空気の成分は、酸素が21%、窒素が78%、その他1%という構成比になっています。この構成比は、何十億年もの間、変化していません。それが保たれていたからこそ、様々な生物種が進化し、生き続けることができたのです。
もし、空気中の酸素が1%でも上昇すると、発火(火事)の危険が倍加します。さらに酸素が25%になったとしたら、どこかでマッチ1本でも擦ると、たちまち火が燃え広がり、あらゆる植物が燃え尽きてしまうそうです。
科学者による単純な計算では、1万年くらいの時間スケールで、空気中の酸素の量は1%上昇するはずだといわれていますが、いまだにそれは起こっていません。
このことを考えると、人間やその他の生物が、自分の体温や呼吸数を一定に保とうとするホメオスターシス(恒常性維持機能)を有しているように、地球にもその機能があるのかもしれません。

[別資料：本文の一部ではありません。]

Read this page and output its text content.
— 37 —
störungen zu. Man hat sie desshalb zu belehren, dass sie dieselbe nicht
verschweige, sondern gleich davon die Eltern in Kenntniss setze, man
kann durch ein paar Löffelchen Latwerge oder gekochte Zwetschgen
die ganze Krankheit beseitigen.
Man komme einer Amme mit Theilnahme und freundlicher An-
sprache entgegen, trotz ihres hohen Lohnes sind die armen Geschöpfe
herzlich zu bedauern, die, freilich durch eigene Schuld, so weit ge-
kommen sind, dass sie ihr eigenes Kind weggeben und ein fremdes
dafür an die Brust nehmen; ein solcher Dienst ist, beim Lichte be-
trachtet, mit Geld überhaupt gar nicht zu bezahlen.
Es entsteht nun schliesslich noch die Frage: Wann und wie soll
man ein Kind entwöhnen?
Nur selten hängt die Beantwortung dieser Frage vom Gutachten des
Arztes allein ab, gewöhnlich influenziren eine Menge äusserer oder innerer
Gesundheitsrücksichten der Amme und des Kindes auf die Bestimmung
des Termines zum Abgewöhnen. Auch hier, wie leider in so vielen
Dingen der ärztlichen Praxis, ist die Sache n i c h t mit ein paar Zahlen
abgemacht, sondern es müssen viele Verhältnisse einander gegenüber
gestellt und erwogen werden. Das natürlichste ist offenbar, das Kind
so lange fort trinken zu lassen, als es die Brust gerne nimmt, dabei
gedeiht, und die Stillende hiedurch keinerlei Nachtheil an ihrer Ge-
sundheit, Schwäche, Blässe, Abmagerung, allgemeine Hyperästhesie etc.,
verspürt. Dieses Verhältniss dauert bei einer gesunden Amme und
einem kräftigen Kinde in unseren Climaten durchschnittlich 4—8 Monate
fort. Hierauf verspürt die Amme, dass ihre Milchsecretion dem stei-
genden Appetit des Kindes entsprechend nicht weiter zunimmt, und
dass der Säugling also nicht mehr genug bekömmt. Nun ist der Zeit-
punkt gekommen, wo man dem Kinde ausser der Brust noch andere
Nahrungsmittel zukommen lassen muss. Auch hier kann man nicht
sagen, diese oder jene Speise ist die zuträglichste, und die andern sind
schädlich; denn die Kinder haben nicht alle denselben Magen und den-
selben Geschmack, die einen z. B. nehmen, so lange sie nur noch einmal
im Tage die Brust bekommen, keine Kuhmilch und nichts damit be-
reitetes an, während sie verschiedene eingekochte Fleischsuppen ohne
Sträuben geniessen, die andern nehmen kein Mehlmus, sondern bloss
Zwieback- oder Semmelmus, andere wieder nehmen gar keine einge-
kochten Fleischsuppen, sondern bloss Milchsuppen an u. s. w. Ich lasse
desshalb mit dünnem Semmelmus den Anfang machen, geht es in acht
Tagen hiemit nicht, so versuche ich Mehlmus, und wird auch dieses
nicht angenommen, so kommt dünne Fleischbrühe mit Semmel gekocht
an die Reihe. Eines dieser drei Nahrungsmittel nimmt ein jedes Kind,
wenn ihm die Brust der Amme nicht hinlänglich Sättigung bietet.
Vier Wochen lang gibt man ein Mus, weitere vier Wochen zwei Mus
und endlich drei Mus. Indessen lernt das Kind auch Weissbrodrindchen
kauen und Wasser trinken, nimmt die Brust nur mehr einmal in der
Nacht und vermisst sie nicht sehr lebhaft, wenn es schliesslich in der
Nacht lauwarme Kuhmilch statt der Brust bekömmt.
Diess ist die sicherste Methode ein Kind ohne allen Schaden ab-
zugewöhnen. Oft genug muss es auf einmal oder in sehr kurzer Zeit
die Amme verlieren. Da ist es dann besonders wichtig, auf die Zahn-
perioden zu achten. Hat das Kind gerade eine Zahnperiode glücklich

地球はまさに奇跡のような力で満ちていて、目に見えない大きな力で守られて生活をしているのが私たちなのでしょう。
*
地球人の、地球人による、地球人のための倫理。これを地球倫理と呼ぼう――。
今から32年前、1985年に、倫理研究所二代目理事長・丸山竹秋は、「地球倫理の推進」という論文を発表しました。
地球倫理の大きな特色は、人間関係を豊かにする倫理にとどまらず、地球や様々な自然的存在物(大地、空気、火、水など)に対する規律規範も探求し、実践することを包含している点にあります。
この言葉が提唱された当時は、「土地は必ず値上がりする」という土地神話が信じられていた時代です。多くの人が転売目的で土地の売買に参加するなど、バブル経済の只中において、周囲からの反応はほとんどありませんでした。
しかし、丸山竹秋はその後も研究を続け、広く社会へ、その必要性を訴えていきました。
先の例にあげた空気をはじめ、食べ物や飲み物、燃料なども、すべて地球から与えられる恵みです。 その地球の環境に対して、私たちはどれほど目を向けているでしょう。人類が抱えている危機のうち、環境問題ほど、子孫に与える影響が大きいものはありません。
それを乗り越えるための一歩は、地球や自然に対するものの見方や生活様式を見直すことから始まるでしょう。その大本になるのが、地球倫理です。
そして、緑を大切にする、水や電気を節約する、物をリサイクルするなど、身近な取り組みが地球倫理実践のスタートです。
その心構えは〈自分一人がやっても意味がない〉〈一人の力では大きな流れを変えることはできない〉と消極的にならないことです。一人ひとりの自覚と、着実な実践こそが地球倫理の要なのです。
その心構えは〈自分一人がやっても意味がない〉〈一人の力では大きな流れを変えることはできない〉と消極的にならないことです。一人ひとりの自覚と、着実な実践こそが地球倫理の要なのです。